Jejaring usaha, dalam definisi yang disampaikan, adalah hubungan kerjasama terstruktur dan saling menguntungkan antara BUMKal dengan berbagai mitra. Manfaatnya mencakup akses pasar, akses modal, akses teknologi, hingga efisiensi distribusi.

Pemetaan Bentang dan Tahapan Pengembangan Usaha

Materi inti yang disampaikan Widodo adalah konsep pemetaan bentang, metode untuk mengukur, menghitung, dan mengamati seluruh potensi dalam suatu wilayah. Pemetaan ini terbagi dalam lima bentang: Bentang Alam, Bentang Sosial, Bentang Ekonomi, Bentang Budaya, dan Bentang Teknologi.

Bentang Alam memetakan potensi dan temuan dari sisi alam, seperti keberadaan sungai, danau, air terjun, pantai, pegunungan, hingga lahan pertanian dan perkebunan. Sementara itu, Benteng Sosial memetakan potensi dan temuannya dari kondisi sosial, yang mencakup identifikasi mata pencaharian penduduk, wilayah industri, pemukiman, hingga keberadaan fasilitas umum. Dari sisi Bentang Ekonomi, pemetaan dilakukan terhadap aset dan pelaku ekonomi desa seperti pelaku UMKM, Gabungan Kelompok Tani (Gapoktan), Kelompok Sadar Wisata (Pokdarwis), serta sentra industri dan kerajinan. Kekayaan desa juga digali melalui Bentang Budaya yang meliputi kesenian daerah, sejarah, baju adat, kuliner khas, hingga upacara adat.
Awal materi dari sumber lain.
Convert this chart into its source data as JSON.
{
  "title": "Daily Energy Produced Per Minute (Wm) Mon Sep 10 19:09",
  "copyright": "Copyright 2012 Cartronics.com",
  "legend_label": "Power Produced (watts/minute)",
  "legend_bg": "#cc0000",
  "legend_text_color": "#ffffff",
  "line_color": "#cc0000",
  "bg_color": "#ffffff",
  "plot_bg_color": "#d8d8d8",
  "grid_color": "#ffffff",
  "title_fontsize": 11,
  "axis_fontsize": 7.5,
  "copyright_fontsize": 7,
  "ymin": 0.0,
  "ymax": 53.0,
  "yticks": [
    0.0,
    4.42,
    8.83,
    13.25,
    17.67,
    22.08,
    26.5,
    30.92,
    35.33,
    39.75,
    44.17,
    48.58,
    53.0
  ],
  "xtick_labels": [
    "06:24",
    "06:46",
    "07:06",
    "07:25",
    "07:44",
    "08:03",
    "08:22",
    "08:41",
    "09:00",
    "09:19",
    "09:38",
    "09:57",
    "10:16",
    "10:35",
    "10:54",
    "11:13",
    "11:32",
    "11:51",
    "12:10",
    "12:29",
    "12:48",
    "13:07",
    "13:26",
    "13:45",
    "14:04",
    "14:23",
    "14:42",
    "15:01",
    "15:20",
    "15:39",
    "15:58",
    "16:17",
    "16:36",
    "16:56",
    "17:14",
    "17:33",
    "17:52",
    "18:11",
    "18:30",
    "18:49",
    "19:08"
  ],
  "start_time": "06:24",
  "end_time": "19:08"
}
Terakhir, Bentang Teknologi meninjau infrastruktur pendukung efisiensi desa, seperti ketersediaan akses internet, panel surya, hingga teknologi tepat guna.

Proses pengembangan usaha ini dilakukan secara bertahap dan sistematis. Proses pemetaan bentang dimulai dari pembentukan Tim Pemetaan Potensi yang melibatkan perwakilan pemerintah kalurahan, tokoh masyarakat, tokoh pemuda, tokoh perempuan, akademisi, dan pelaku usaha. Tim kemudian menyiapkan kertas kerja analisis sebelum turun ke lapangan untuk observasi langsung.

Setelah observasi selesai, ide-ide bisnis dituangkan berdasarkan potensi yang ditemukan, lalu dipilih secara ketat. Tahap akhirnya adalah penyusunan Business Model Canvas (BMC). Dokumen perencanaan yang dihasilkan menjadi landasan agar pengembangan jejaring usaha desa lebih terarah dan berdaya saing. 

Bapak Pras menjelaskan bahwa pengalamannya mendampingi BUM Desa Pagerungan Jaya di Jawa Timur, menjadi bukti bahwa pendekatan berbasis potensi lokal terbukti efektif. Karena itu, strategi pengembangan jejaring usaha desa bukan sekadar teori, melainkan telah teruji di lapangan.

Melalui pembinaan BUMKal ini, diharapkan para pengelola semakin percaya diri merancang model bisnis yang sesuai dengan karakter wilayah masing-masing. Syncore Indonesia menegaskan komitmennya untuk terus hadir mendampingi BUMKal di berbagai daerah menuju kemandirian ekonomi desa.